Roma. – El panorama de la seguridad alimentaria mundial enfrenta una nueva y severa amenaza. El director general de la FAO, Qu Dongyu, alertó este lunes que la escalada del conflicto en Oriente Medio está ejerciendo una presión insostenible sobre los sistemas agroalimentarios, cuyos efectos ya se sienten en las cadenas de suministro a nivel global.
Durante la apertura de la 38ª Sesión de la Conferencia Regional para el Cercano Oriente (NERC38) en Roma, Qu calificó la situación actual como un «momento crítico». Según el organismo, incluso si las hostilidades cesaran de inmediato, las secuelas en el sector agrícola serán profundas y de largo plazo.

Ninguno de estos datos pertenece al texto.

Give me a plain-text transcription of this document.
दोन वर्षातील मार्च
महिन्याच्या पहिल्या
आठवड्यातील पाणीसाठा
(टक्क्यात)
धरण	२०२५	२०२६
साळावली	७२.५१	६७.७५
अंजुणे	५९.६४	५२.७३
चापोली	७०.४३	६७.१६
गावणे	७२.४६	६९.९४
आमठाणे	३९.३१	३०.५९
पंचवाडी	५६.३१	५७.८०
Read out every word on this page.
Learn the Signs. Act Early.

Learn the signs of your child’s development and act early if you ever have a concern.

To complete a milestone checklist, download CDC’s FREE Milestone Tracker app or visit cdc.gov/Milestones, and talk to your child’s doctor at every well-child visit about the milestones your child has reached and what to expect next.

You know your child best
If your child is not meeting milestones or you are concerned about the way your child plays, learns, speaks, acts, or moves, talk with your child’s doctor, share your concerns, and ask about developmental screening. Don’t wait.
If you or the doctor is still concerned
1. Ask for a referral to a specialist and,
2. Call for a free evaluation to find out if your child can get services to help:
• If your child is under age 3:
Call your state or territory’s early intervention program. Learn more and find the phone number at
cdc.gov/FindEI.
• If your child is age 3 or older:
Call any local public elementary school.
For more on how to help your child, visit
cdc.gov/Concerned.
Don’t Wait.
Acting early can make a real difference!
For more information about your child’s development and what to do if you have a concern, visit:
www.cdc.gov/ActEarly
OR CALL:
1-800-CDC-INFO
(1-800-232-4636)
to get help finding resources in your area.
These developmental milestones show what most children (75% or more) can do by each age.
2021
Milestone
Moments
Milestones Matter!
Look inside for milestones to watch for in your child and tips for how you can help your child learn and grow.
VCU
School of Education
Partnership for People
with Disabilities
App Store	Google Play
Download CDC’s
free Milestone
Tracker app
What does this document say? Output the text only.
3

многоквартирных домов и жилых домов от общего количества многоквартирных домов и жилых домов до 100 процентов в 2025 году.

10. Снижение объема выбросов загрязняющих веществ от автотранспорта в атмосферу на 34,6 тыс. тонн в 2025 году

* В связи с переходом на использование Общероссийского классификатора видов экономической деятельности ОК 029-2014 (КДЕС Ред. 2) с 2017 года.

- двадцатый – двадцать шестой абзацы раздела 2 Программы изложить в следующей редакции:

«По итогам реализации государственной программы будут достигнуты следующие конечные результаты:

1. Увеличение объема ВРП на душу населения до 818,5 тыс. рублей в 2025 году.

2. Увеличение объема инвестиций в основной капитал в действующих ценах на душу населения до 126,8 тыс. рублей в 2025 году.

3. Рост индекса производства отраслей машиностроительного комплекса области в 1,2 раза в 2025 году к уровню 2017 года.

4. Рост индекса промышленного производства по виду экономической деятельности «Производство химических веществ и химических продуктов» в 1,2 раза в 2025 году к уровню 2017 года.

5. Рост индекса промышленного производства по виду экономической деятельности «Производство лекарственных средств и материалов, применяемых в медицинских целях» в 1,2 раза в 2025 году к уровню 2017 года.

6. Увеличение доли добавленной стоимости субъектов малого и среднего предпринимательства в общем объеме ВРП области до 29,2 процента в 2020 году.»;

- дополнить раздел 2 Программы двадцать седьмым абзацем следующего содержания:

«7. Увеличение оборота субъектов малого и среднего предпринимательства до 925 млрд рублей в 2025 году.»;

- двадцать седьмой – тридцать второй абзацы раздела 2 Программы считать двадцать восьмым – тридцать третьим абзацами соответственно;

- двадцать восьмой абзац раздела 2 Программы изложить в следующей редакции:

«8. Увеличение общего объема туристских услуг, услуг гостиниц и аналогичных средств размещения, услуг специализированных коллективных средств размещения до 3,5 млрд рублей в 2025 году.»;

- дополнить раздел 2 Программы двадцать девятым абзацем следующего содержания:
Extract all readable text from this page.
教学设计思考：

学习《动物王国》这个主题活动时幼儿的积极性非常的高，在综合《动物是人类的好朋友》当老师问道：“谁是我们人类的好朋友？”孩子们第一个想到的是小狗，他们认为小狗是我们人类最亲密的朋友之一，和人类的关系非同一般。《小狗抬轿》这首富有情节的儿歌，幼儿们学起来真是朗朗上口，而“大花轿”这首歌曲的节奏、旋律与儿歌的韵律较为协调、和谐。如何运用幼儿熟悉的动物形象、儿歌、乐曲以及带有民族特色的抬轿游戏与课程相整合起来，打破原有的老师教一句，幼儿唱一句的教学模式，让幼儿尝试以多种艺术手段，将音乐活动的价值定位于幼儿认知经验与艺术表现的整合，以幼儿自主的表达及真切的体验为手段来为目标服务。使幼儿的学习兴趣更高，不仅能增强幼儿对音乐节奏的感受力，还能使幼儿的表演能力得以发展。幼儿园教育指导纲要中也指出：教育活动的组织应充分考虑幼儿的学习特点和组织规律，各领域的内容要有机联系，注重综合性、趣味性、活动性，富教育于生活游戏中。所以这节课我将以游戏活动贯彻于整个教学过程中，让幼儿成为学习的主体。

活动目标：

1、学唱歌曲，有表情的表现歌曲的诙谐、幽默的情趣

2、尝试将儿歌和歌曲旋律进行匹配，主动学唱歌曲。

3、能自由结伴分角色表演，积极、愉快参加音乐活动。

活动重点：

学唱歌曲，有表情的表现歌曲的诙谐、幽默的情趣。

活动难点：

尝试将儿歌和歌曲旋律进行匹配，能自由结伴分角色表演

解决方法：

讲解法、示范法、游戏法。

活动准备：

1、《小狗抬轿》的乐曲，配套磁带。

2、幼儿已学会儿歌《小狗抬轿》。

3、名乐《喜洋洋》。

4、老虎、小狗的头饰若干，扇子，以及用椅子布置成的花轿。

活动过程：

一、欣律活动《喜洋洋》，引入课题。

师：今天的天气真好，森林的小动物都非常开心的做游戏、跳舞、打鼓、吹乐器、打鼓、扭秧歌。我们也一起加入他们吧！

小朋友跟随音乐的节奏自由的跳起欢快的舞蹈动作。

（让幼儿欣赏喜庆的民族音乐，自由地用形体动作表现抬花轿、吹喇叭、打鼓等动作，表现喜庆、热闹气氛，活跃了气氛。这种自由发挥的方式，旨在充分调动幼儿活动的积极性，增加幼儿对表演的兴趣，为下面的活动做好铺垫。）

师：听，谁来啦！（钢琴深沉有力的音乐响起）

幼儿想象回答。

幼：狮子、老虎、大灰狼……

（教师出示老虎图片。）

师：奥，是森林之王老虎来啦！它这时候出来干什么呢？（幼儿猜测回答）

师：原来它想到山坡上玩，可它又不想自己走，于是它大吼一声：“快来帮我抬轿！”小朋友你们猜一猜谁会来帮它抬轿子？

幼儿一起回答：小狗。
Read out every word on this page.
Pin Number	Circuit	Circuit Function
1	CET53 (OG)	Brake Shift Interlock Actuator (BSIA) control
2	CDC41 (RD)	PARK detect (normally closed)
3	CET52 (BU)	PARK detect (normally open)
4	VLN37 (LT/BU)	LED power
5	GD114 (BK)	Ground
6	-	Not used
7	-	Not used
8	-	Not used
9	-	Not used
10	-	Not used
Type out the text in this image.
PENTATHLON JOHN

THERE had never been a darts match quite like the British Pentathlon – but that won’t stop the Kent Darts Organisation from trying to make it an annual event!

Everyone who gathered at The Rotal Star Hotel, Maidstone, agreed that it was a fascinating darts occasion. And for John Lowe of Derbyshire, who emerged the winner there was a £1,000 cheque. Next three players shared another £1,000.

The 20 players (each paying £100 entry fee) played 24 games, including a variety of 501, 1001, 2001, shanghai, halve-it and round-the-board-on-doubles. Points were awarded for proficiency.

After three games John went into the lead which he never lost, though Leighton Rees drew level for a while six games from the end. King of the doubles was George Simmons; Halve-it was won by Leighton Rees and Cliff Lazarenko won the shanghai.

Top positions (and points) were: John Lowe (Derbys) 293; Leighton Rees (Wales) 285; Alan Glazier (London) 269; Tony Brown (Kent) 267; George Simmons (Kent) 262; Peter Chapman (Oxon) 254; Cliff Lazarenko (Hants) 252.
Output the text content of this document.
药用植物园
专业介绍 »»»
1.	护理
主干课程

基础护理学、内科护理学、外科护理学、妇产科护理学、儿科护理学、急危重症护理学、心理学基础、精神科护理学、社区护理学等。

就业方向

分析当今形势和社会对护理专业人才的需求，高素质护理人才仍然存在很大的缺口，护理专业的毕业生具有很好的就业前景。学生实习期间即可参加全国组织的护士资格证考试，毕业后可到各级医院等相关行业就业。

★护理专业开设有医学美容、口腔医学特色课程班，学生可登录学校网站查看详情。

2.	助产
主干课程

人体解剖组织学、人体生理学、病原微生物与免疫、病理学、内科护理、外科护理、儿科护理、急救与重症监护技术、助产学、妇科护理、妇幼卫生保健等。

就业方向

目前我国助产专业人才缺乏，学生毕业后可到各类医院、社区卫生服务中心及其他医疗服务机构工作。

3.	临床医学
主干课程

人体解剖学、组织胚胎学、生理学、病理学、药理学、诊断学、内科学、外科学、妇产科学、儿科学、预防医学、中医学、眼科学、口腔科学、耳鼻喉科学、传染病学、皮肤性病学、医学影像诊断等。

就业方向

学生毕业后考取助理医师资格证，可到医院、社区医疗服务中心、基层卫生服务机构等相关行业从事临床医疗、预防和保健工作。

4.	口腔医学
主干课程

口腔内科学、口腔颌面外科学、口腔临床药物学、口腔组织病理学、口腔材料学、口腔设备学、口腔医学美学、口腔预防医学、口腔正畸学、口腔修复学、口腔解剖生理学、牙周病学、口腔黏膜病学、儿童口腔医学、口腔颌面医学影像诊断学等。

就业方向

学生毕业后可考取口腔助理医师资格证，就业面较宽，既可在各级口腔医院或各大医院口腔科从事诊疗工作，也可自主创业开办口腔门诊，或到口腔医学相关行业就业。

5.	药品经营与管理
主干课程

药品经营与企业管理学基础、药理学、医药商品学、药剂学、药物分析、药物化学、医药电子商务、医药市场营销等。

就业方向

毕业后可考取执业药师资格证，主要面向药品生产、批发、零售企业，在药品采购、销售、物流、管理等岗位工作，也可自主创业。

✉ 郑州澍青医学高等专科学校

El golpe a la producción y el comercio
La crisis no solo afecta la disponibilidad de comida, sino que golpea directamente la base de la producción agrícola. Los puntos clave de la advertencia incluyen:
Crisis de insumos: Se registran interrupciones severas en el flujo de productos químicos, fertilizantes y maquinaria esencial para el campo.
Costos energéticos: El aumento en los precios de la energía está disparando los costos de producción, reduciendo la rentabilidad de los agricultores y elevando los precios finales al consumidor.
Dependencia de importaciones: La FAO hizo un llamado urgente a proteger los flujos comerciales, especialmente para aquellas naciones que dependen casi exclusivamente de la compra de alimentos al extranjero.
Paz: El ingrediente indispensable
Para la organización, no existe seguridad alimentaria sin estabilidad política. Qu Dongyu fue enfático al declarar que «la paz es un requisito previo» para garantizar que las personas tengan acceso a alimentos.
La conferencia, bajo la presidencia de los Emiratos Árabes Unidos, busca que los responsables políticos diseñen estrategias para crear sistemas agroalimentarios más resilientes y sostenibles, capaces de resistir las perturbaciones de un mercado global cada vez más volátil y afectado por la geopolítica.